In the past year, the cloud has taken both the tech and health industries by storm. Once its usage was established with tech giants like Google and Microsoft, the healthcare industry soon began adopting cloud-based solutions. With security concerns quelled as the cloud actually provided increased security, the pharmaceutical and medical device industries were free to join in the movement.
The cloud offers healthcare a unique and much needed solution. With costs consistently rising and budgets continuously decreasing, it presents a way to share massive amounts of data securely and instantly for less. One of the most widespread uses in healthcare has been with electronic medical and health records. Both EMRs and EHRs (curious about the difference?) are going up to the clouds to help doctors make better clinical decisions while reducing costs. As a result, the healthcare IT market is forecasted to expand at an annual rate of 9.3% up to high of $20.5 billion in 2017.
Cloud-computing is actually transforming the pharmaceutical industry as top pharma companies have begun to collaborate on IT solutions versus doing everything in-house. Recently GlaxoSmithKline reportedly cut operational costs by 30% when they traded in their traditional IT platform for Microsoft’s cloud services. The potential of the cloud for big data is not lost on the pharmaceutical industry either. Some sets of big data so large that they crash pharma firm computers are being handed over to cloud providers. Eli Lilly uses Amazon’s cloud and Roche has expressed interest in adopting Google’s cloud for the whole company. As big data continues to well, get bigger, with the addition of genomic datasets, next generation sequencing and biologics, the cloud has reached the pharmaceutical industry just in time.

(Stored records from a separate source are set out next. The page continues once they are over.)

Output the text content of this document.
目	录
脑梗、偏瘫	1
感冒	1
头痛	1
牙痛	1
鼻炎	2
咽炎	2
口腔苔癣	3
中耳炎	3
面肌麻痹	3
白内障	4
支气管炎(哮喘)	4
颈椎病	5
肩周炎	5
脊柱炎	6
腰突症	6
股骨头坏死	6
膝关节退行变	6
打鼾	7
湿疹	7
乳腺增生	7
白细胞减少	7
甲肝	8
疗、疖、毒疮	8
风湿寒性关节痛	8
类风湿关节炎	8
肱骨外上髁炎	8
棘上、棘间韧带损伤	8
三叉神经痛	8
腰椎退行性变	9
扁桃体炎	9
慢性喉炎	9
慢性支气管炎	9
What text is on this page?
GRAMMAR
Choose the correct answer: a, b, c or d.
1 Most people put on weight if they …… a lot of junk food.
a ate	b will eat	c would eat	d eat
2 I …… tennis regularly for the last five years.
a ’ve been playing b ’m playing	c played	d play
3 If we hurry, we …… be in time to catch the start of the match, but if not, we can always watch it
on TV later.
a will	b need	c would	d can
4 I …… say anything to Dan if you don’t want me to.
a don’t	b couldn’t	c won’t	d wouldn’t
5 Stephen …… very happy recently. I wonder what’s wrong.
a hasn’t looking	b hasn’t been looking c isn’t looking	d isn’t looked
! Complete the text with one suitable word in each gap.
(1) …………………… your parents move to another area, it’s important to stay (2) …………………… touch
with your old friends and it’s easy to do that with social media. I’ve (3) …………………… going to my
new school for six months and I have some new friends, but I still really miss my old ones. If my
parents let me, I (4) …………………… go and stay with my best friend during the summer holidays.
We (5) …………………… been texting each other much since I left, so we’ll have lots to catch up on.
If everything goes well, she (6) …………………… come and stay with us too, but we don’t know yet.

The medical device industry has not been left out in the cold, or the sun, either. Medtronic has created multiple apps for customer engagement and field use by sales reps. In combination with the cloud, these iPad apps allow sales reps to have maximum mobility and increased collaboration.
Similar apps from external providers allow both medical device and pharmaceutical sales forces to take advantage of the latest technology. Cloud-computing enables ROI-worthy analytics that provide feedback on the who, what, when of app use in the field. Although initially hesitant to fully endorse cloud-computing, the healthcare, pharmaceutical and medical device industries seem to have come full swing.